Nothing like a French classic - this soup is herbaceous, rich and all things comforting! Has even convinced our resident onion hater to give onions a chance!
Difficulty: 3 / 5
Step 1 - In a deep saucepan, heat Butter Infused Olive Oil over medium heat. Add thinly sliced onions and sugar, stirring to coat and saute for 15-20 minutes as onions soften. Stir occasionally, then add in garlic, fleur de sel and pepper and lower heat to medium low, stirring occasionally.

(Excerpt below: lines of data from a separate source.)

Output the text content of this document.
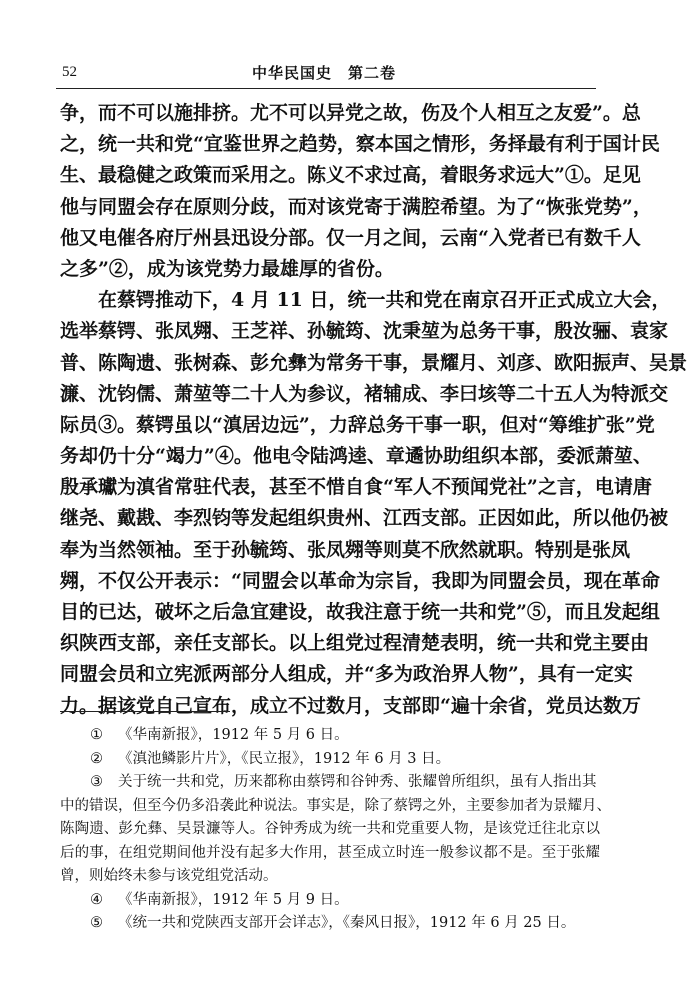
52	中华民国史　第二卷
争，而不可以施排挤。尤不可以异党之故，伤及个人相互之友爱”。总
之，统一共和党“宜鉴世界之趋势，察本国之情形，务择最有利于国计民
生、最稳健之政策而采用之。陈义不求过高，着眼务求远大”①。足见
他与同盟会存在原则分歧，而对该党寄于满腔希望。为了“恢张党势”，
他又电催各府厅州县迅设分部。仅一月之间，云南“入党者已有数千人
之多”②，成为该党势力最雄厚的省份。
在蔡锷推动下，4 月 11 日，统一共和党在南京召开正式成立大会，
选举蔡锷、张凤翙、王芝祥、孙毓筠、沈秉堃为总务干事，殷汝骊、袁家
普、陈陶遗、张树森、彭允彝为常务干事，景耀月、刘彦、欧阳振声、吴景
濂、沈钧儒、萧堃等二十人为参议，褚辅成、李曰垓等二十五人为特派交
际员③。蔡锷虽以“滇居边远”，力辞总务干事一职，但对“筹维扩张”党
务却仍十分“竭力”④。他电令陆鸿逵、章遹协助组织本部，委派萧堃、
殷承瓛为滇省常驻代表，甚至不惜自食“军人不预闻党社”之言，电请唐
继尧、戴戡、李烈钧等发起组织贵州、江西支部。正因如此，所以他仍被
奉为当然领袖。至于孙毓筠、张凤翙等则莫不欣然就职。特别是张凤
翙，不仅公开表示：“同盟会以革命为宗旨，我即为同盟会员，现在革命
目的已达，破坏之后急宜建设，故我注意于统一共和党”⑤，而且发起组
织陕西支部，亲任支部长。以上组党过程清楚表明，统一共和党主要由
同盟会员和立宪派两部分人组成，并“多为政治界人物”，具有一定实
力。据该党自己宣布，成立不过数月，支部即“遍十余省，党员达数万
① 《华南新报》，1912 年 5 月 6 日。
② 《滇池鳞影片片》，《民立报》，1912 年 6 月 3 日。
③ 关于统一共和党，历来都称由蔡锷和谷钟秀、张耀曾所组织，虽有人指出其
中的错误，但至今仍多沿袭此种说法。事实是，除了蔡锷之外，主要参加者为景耀月、
陈陶遗、彭允彝、吴景濂等人。谷钟秀成为统一共和党重要人物，是该党迁往北京以
后的事，在组党期间他并没有起多大作用，甚至成立时连一般参议都不是。至于张耀
曾，则始终未参与该党组党活动。
④ 《华南新报》，1912 年 5 月 9 日。
⑤ 《统一共和党陕西支部开会详志》，《秦风日报》，1912 年 6 月 25 日。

Allow onions to cook for 30 minutes - they will darken and caramelize slowly.
Step 2 - Preheat oven to 400*F. Add in flour to onions, stirring to combine, then deglaze pan with wine (or more stock), scraping bottom of pan to combine any yummy bits into soup. Add chicken stock, herbs and bay leaves, stirring into onions. Bring to a boil then reduce to a simmer for 20 minutes. Add vinegar and taste for seasonings.

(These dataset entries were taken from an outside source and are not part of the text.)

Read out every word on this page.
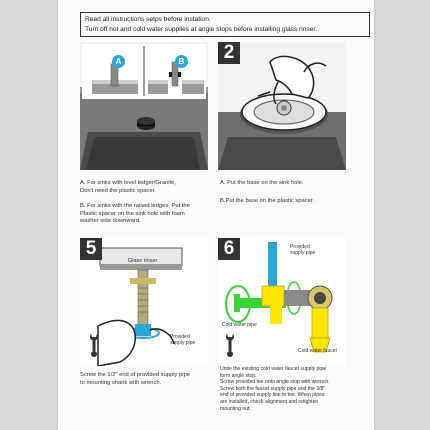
Read all instructions setps before instation.
Turn off hot and cold water supplies at angle stops before installing glass rinser.
A	B
A. For sinks with level ledger/Granite,
Don't need the plastic spacer.
B. For sinks with the raised ledges, Put the
Plastic spacer on the sink hole with foam
washer side downward.
2
A. Put the base on the sink hole.
B.Put the base on the plastic spacer.
5
Glass rinser
Provided
supply pipe
Screw the 1/2" end of provided supply pipe
to mounting shank with wrench.
6	Provided
supply pipe
Cold water pipe
Cold water faucet
Untie the existing cold water faucet supply pipe
form angle stop.
Screw provided tee onto angle stop with wrench.
Screw both the faucet supply pipe and the 3/8"
end of provided supply line to tee. When pipes
are installed, check alignment and retighten
mounting nut.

Step 3 - On a baking tray, place 4 oven proof soup bowls. Remove bay leaves then ladle soup into bowls evenly. Rub a clove of garlic on each slice of bread, toast under a broiler until golden brown, then cut into large cubes. Balance toasted bread on top of each bowl. Sprinkle cheese on top of each bowl and bake tray in oven for 20 minutes, melting the cheese. Brown under the broiler for 3-4 minutes to melt cheese.